= Elisabeth Haseloff =

German Lutheran pastor

Elisabeth Haseloff (1914–1974) was a German Lutheran pastor. In 1958, in accordance with revised legislation, she was chosen to serve as a pastor in Lübeck. On Easter Sunday 1959, she was ceremoniously appointed to head the city's Evangelical Women's Association, becoming the first woman in Germany to hold the title of pastor. She maintained the position until she died in an accident in 1974.

==Biography==
Born on 30 June 1914 in Rome, Elisabeth Haseloff was the daughter of Arthur Haseloff (1872–1955), an art historian. She was brought up in a cultural environment in Kiel, meeting numerous figures associated with art and science. When she was 14, deeply moved by her confirmation, she resolved to study theology. As a result, in 1935 she embarked on her studies at the University of Tübingen.

During the Nazi era, she became a member of the Confessing Church. After taking her first theological examination in 1939, she gained practical experience of clerical work at St Anschar's Church in Neumünster. She was particularly active in caring for hospital patients but also preached on occasion, although it was against the rules. She was not supposed to do more than hold Bible classes but during the war, it was not unusual for women to deliver sermons.

She took the second theology exam in 1941, becoming the first woman to do so in Schleswig-Holstein. After assisting the pastor in Büdelsdorf, in the absence of male pastors, in 1946 she was entrusted with responsibility for the parish. She remained in Büdelsdorf until 1959.

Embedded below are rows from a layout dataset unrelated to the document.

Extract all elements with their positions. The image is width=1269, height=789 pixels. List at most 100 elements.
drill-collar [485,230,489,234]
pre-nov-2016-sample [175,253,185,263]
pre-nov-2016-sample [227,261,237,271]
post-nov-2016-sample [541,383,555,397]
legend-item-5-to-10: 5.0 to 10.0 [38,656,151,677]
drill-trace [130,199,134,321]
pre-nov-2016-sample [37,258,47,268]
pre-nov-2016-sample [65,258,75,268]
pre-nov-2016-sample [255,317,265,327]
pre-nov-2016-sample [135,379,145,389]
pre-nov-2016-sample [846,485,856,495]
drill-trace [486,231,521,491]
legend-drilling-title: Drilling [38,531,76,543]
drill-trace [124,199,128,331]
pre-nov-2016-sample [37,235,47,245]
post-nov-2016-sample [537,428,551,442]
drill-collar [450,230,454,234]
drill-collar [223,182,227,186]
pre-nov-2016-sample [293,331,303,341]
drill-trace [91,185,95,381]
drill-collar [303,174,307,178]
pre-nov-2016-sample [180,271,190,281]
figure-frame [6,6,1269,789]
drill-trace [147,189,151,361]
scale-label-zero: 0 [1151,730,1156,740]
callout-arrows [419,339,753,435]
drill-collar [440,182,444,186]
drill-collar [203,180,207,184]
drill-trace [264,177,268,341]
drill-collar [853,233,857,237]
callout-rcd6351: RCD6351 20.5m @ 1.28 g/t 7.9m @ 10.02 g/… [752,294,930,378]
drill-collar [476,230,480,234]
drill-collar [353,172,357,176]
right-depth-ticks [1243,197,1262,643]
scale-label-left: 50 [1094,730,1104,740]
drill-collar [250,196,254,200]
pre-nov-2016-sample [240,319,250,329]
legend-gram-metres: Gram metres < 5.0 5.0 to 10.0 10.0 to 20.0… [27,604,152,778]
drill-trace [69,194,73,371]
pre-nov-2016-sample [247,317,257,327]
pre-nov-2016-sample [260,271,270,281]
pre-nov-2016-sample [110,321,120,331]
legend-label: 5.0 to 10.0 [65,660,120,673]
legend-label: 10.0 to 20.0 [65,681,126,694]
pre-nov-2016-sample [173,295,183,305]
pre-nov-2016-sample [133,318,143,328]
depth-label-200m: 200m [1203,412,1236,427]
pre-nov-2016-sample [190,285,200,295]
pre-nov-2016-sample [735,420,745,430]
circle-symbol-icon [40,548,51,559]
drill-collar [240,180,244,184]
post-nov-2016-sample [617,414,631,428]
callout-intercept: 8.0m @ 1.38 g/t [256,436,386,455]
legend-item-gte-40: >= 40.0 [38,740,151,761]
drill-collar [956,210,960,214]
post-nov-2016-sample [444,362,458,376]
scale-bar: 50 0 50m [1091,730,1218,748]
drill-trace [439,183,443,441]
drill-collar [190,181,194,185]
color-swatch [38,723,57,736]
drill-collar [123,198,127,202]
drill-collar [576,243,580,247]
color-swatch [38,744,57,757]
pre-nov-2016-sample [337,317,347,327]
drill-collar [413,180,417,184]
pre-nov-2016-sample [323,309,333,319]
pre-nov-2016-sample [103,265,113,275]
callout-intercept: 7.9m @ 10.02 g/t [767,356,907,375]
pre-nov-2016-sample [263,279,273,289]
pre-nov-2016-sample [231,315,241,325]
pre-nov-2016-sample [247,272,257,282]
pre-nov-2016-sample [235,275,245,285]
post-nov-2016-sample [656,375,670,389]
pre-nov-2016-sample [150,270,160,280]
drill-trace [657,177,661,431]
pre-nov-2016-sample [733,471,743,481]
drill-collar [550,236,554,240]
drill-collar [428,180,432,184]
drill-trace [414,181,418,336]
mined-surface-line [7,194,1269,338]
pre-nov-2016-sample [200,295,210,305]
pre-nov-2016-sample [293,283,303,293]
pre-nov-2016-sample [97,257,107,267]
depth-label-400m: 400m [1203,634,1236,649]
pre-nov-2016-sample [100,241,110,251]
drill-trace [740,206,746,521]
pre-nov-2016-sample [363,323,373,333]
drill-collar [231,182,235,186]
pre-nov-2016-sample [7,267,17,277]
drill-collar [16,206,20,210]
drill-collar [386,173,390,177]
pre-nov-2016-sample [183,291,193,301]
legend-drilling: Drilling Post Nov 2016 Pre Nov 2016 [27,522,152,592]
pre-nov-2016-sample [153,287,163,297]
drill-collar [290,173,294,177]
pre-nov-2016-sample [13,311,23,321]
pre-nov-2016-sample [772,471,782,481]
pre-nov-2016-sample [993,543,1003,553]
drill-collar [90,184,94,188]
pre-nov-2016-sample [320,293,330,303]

In the late 1950s, there was a vacancy for a pastor in one of the parishes in Lübeck. Realizing that Haseloff could fill the post, the synod drafted a "church law for the parochial employment of a female pastor", the first of its kind in Germany. On Whit Sunday 1959, she was installed as the first female pastor in the Evangelical Church of Germany, a development which was widely reported in the press.

She turned out to be very effective in her new position, arranging seminars on collaboration between men and women in the church, inviting women politicians, doctors, trade unionists and teachers. She was also active in arranging meetings between women in East and West Germany and in collaboration with Africa. In 1962, she invited three Tanzanian women to study in Lübeck as kindergarten teachers, hosting them in her own home.

On 29 November 1974, Elisabeth Haseloff met with a fatal accident in Hamburg while crossing the street on a zebra crossing.